My planning group is connected directly with a prioritisation group chaired by Helen McShane and Keith Channon, which includes the leadership of Clinical Trials & Research Governance (CTRG), so that we are all focused on using our infrastructure resources to support those things that are prioritised and are the most encouraging. And the Medicines and Healthcare Products Regulatory Agency (MHRA), the Health Research Authority (HRA) and the Ethics Framework are also working very, very fast in the environment.

But we're also doing what we can locally to fast track things. The setup time has been really substantially reduced and is moving very, very fast at the moment. As an example, for Atomic 2, OCTRU has done in a fortnight what might normally take a couple of months.

Also, how long the trials take to run is an uncertain picture because, whilst there are lots of patients at the moment, by the time you're up and running are they going to still be there?

What is your personal view of the Oxford response?

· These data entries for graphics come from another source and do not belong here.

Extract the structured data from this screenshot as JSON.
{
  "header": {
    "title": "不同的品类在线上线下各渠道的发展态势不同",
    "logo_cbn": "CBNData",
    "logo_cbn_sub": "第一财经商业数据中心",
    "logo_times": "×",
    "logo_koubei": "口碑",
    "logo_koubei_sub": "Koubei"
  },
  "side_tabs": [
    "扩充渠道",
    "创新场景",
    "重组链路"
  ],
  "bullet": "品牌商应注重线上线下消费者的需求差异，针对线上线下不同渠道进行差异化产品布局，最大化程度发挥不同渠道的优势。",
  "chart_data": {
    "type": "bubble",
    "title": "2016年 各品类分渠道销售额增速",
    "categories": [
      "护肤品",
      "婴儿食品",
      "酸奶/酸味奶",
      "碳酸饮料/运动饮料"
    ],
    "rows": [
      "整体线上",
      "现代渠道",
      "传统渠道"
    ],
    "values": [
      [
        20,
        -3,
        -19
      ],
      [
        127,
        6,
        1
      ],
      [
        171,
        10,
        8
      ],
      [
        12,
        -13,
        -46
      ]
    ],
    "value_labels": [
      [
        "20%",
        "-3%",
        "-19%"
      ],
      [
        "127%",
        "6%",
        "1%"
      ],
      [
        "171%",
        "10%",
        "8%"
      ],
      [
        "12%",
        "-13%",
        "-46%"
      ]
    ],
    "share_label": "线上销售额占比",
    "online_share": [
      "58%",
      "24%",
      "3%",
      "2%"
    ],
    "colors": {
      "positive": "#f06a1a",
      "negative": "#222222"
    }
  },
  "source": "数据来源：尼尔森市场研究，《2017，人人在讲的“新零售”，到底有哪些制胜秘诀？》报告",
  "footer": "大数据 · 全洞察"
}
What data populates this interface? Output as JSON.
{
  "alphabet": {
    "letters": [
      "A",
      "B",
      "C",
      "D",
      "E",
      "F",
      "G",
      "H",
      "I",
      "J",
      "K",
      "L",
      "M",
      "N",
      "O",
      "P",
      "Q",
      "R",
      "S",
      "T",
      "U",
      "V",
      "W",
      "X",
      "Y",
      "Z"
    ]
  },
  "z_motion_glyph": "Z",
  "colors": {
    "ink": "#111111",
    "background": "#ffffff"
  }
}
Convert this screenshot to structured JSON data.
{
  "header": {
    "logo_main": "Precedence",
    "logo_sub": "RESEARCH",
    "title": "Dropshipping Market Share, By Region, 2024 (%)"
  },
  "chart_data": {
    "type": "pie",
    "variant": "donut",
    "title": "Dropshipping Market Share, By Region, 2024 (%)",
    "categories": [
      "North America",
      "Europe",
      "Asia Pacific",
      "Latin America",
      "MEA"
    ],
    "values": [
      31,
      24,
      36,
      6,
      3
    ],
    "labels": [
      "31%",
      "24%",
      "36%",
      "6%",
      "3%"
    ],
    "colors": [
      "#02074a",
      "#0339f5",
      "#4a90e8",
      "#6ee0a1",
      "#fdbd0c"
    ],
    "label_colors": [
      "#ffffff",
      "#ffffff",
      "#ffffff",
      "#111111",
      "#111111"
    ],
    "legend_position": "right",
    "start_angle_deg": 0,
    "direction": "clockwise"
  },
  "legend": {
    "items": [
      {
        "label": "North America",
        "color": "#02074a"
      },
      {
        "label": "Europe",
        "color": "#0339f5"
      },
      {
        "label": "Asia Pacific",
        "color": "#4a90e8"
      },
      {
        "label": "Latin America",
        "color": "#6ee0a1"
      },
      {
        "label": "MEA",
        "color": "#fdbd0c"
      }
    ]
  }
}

In an emergency, you need coordination. And what Oxford has done is really get behind nationally prioritised work, but also that we've tried to organise ourselves locally. But that organisation is not just academics sitting in their living rooms at home, but groups who are working together across disciplines. Oxford is therefore making a very big contribution.

And NDORMS?

NDORMS is adding the resources of its Clinical Trial Unit in a prioritised way, and I am helping to coordinate that. The Department now encompasses a wide range of complementary disciplines across the clinical and laboratory sciences that are working together to deliver for patients.

One of the things I think NDORMS does well is collaborate outside its own domain, working in an open and constructive way with the right people at the right time to really deliver something important.